Publica hoy Cristina Falkenberg, en El Confidencial, una interesante reseña del libro de Rafael Navarro-Valls, Entre la Casa Blanca y el Vaticano. Resulta interesante -entre otras cosas- por dos razones:
Una, el contenido del mismo texto de la reseña, en el que se destaca con razones la cuestión del laicismo, o del clericalismo laicista, como un mal cívico y político que aqueja en especial a España, según el proceder del actual gobierno.
Otra, quizá marginal a este asunto, quizá no, que consiste en el penoso panorama que ofrecen algunos comentarios que aparecen al pie del texto de Cristina Falkenberg: textos cubiertos por el anonimato, con buena provisión de carácter insultante. ¿Es esto realmente la "web 2.0": desfogues e improperios anónimos?
Mejor prestar atención a unos párrafos del texto:
Cierto: el Estado ha de ser laico.
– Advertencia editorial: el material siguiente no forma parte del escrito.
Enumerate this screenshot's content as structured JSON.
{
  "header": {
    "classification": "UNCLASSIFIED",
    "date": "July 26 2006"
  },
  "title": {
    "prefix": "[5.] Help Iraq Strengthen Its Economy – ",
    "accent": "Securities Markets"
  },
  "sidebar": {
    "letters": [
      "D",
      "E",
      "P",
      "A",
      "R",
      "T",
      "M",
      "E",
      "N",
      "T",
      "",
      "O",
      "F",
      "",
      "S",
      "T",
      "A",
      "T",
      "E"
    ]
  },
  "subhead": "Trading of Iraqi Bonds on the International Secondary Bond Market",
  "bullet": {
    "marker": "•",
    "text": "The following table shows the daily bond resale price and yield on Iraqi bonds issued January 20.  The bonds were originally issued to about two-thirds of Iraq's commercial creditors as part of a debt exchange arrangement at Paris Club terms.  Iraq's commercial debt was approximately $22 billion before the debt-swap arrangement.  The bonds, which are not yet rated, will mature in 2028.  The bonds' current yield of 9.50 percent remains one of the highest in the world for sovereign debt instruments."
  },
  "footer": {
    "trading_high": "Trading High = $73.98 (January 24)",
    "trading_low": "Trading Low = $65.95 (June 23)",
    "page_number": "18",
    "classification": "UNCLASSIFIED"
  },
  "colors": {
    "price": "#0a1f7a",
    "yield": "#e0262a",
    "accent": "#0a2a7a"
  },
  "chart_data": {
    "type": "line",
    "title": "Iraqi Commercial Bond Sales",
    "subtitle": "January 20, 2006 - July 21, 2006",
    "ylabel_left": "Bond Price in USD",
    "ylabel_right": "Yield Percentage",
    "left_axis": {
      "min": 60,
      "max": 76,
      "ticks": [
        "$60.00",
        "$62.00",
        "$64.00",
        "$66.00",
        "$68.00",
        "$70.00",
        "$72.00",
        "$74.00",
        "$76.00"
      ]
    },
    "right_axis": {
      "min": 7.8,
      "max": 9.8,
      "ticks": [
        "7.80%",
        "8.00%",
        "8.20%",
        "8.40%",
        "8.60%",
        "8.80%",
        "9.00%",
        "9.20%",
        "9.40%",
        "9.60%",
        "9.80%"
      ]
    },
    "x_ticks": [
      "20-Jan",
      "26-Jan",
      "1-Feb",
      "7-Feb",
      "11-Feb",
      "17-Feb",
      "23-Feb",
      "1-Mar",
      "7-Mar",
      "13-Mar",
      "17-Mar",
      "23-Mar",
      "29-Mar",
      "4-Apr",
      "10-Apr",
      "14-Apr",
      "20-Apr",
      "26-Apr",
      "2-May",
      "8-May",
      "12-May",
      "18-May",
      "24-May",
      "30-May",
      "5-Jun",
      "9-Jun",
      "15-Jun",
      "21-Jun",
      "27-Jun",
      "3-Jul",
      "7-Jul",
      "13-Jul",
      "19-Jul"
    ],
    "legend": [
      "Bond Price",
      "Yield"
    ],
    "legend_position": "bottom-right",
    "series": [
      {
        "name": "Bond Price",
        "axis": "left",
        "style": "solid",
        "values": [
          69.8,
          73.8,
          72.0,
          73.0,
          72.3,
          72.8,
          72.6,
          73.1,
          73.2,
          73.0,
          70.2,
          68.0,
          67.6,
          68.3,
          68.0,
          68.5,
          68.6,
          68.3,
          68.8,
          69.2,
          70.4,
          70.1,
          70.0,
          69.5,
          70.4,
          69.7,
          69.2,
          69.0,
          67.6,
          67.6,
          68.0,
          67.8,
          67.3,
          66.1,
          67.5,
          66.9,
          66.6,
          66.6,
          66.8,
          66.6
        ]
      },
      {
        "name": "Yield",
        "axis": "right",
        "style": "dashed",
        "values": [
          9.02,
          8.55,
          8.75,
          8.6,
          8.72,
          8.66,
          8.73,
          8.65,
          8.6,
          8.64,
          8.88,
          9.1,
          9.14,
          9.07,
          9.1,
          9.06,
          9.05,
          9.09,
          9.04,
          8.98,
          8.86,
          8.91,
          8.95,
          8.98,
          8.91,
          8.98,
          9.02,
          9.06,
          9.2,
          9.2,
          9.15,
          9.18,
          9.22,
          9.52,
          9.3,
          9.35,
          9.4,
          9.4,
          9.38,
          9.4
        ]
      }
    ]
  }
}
Sólo el Estado laico “garantiza a todos el espacio para proponer libremente su concepción del hombre y de la vida social”. En el caso de España, la palabra “garantizar” es además la palabra correcta porque el artículo 16.1 de nuestra Constitución dice que “se garantiza la libertad ideológica, religiosa y de culto…” lo cual no quiere decir que simplemente se tolerará, sino que de manera activa, el Estado, a través los poderes públicos, se asegurará de que cada uno pueda creer lo que le plazca sin que otro se lo impida. “Pero si lo que pretende el Estado laico es imponer por vía mediática o legislativa la ideología propia de algunos gobernantes, entonces está dejando de ser laico: se transforma en un Estado propagandista”, dice Navarro-Valls, “lo cual es no sólo una contradicción jurídica; es sobre todo un ingenuo error”.
Últimamente, bajo el rótulo del Estado laico lo que nos hemos encontrado no es una garantía de la libertad ideológica de cada uno, sino justo lo contrario: un estado laicista, una especie de “teocracia sin dios”, un Estado ideocrático y tiránico, una posición que “olvida que un Gobierno puede dirigir la sociedad, pero no puede crearla. […] El problema estriba en que algunos sectores políticos entienden que el Estado debe resumir en sí todas las verdades posibles [...transformándose en…] custodio de un determinado patrimonio moral (que suele coincidir con los llamados nuevos valores emergentes) y que le confiere poderes ilimitados. Esta visión recuerda al estado teocrático… una variante de la pretensión del emperador en los tiempos de Roma o de la sacralización del poder en el medievo”.
Ya traté de Rafael Navarro-Valls, y este libro en “Entre la Casa Blanca y el Vaticano”. No está de más insistir, sobre todo si la reseña -como ésta- está muy bien razonada.